Bild: Thorben Wengert  / pixelio.de
Nach dem atomaren Gau in Fukushima, beschloss die Bundesregierung den Ausstieg aus der Atomkraft. Durch diesen Ausstieg sind die Energiekonzerne E.ON, RWE, Vattenfall und EnBW stark beeinträchtigt, da sie den Strom aus den Atomkraftwerken produzieren und vertreiben. Im November letzten Jahres reichten E.ON und RWE daher Klage beim Bundesverfassungsgericht gegen den Atomausstieg ein. Vattenfall folgte E.ON und RWE im Juli dieses Jahres. E.ON und RWE fordern circa 15 Milliarden Euro Schadensersatz. Die Eigentumsgarantie schütze nach Betreiberangaben die Kraftwerke, die erteilten Betriebsgenehmigungen und die vom Bundestag zugeteilten Reststrommengen sowie die Anteile an den Betreibergesellschaften.

Nur ein Jahr vor dem Atomausstieg haben CDU/CSU und FDP die Laufzeiten für die Reaktoren verlängert. Dementsprechend haben die Energieversorger unter anderem in die Sicherheit der Kraftwerke und neue Castor-Behälter investiert, so die Frankfurter Allgemeine Zeitung.

Unser Kommentar hierzu:

Vor allem aber die Sicherheit der Atomkraftwerke wird in der Bevölkerung oft angezweifelt. Nicht zufällig wurden acht Atomkraftwerke nach Fukushima dauerhaft vom Netz genommen, ohne dass in Deutschland auch nur ein einziges Licht ausgegangen ist. Das Märchen von der Stromlücke blieb somit in einem breit angelegten Praxistest das, was es de facto vorher war und immer noch ist: Ein Märchen der Atomlobby.

Die Klage ist insbesondere vor dem Hintergrund der nicht genau bezifferbaren Kosten, die die Gesellschaft durch den Rückbau und die Endlagerung - sofern es letztere überhaupt geben kann - zu tragen hat, Realsatire auf höchstem Niveau. Viel zu lange verdienen die großen Atomkonzerne schon an ihrer Kernkraft, während sie die Kosten untentwegt auf die Gesellschaft abwälzen. Warum die Gesellschaft aber nicht an den Milliarden-Gewinnen dieser Konzerne beteiligt wird, fragen sich die Betreiber lieber nicht.
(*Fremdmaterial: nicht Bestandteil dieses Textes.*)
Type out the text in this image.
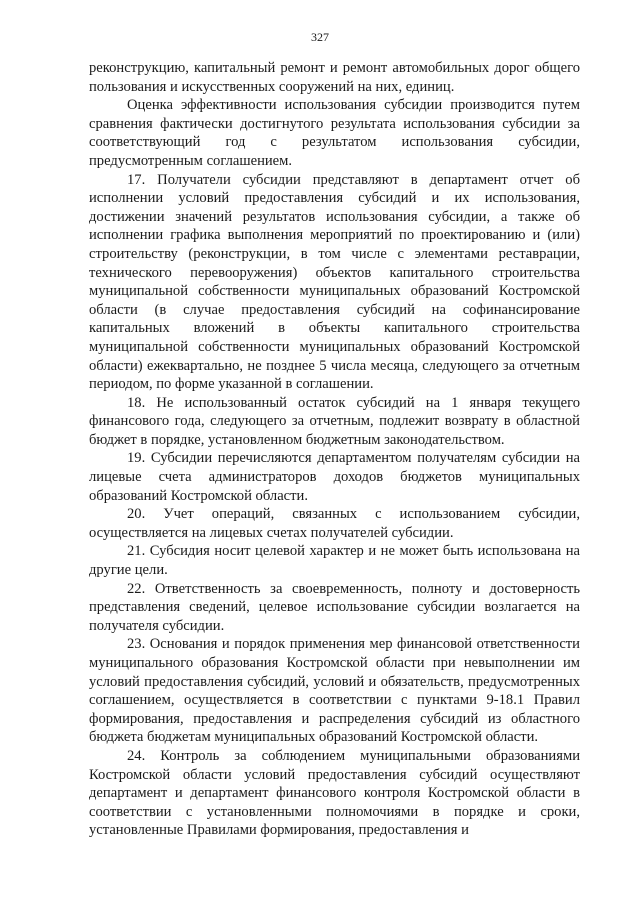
327

реконструкцию, капитальный ремонт и ремонт автомобильных дорог общего пользования и искусственных сооружений на них, единиц.

Оценка эффективности использования субсидии производится путем сравнения фактически достигнутого результата использования субсидии за соответствующий год с результатом использования субсидии, предусмотренным соглашением.

17. Получатели субсидии представляют в департамент отчет об исполнении условий предоставления субсидий и их использования, достижении значений результатов использования субсидии, а также об исполнении графика выполнения мероприятий по проектированию и (или) строительству (реконструкции, в том числе с элементами реставрации, технического перевооружения) объектов капитального строительства муниципальной собственности муниципальных образований Костромской области (в случае предоставления субсидий на софинансирование капитальных вложений в объекты капитального строительства муниципальной собственности муниципальных образований Костромской области) ежеквартально, не позднее 5 числа месяца, следующего за отчетным периодом, по форме указанной в соглашении.

18. Не использованный остаток субсидий на 1 января текущего финансового года, следующего за отчетным, подлежит возврату в областной бюджет в порядке, установленном бюджетным законодательством.

19. Субсидии перечисляются департаментом получателям субсидии на лицевые счета администраторов доходов бюджетов муниципальных образований Костромской области.

20. Учет операций, связанных с использованием субсидии, осуществляется на лицевых счетах получателей субсидии.

21. Субсидия носит целевой характер и не может быть использована на другие цели.

22. Ответственность за своевременность, полноту и достоверность представления сведений, целевое использование субсидии возлагается на получателя субсидии.

23. Основания и порядок применения мер финансовой ответственности муниципального образования Костромской области при невыполнении им условий предоставления субсидий, условий и обязательств, предусмотренных соглашением, осуществляется в соответствии с пунктами 9-18.1 Правил формирования, предоставления и распределения субсидий из областного бюджета бюджетам муниципальных образований Костромской области.

24. Контроль за соблюдением муниципальными образованиями Костромской области условий предоставления субсидий осуществляют департамент и департамент финансового контроля Костромской области в соответствии с установленными полномочиями в порядке и сроки, установленные Правилами формирования, предоставления и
Schadenersatz schön und gut, aber dann bitte nicht als Einbahnstraße. Auch die Bürger und die künftigen Generationen verdienen Schadenersatz für die unbezahlbaren Lasten des derzeit nicht entsorgbaren Mülls.

Unser Fazit: Die Gerechtigkeit darf nicht nur auf der Seite der Großkonzerne liegen! Wenn Schadenersatz, dann bitte auf globaler Ebene. Gerechtigkeit sollte kein dehnbarer Begriff sein, sondern allumfassend sein und somit beide Seiten der Medaille berücksichtigen.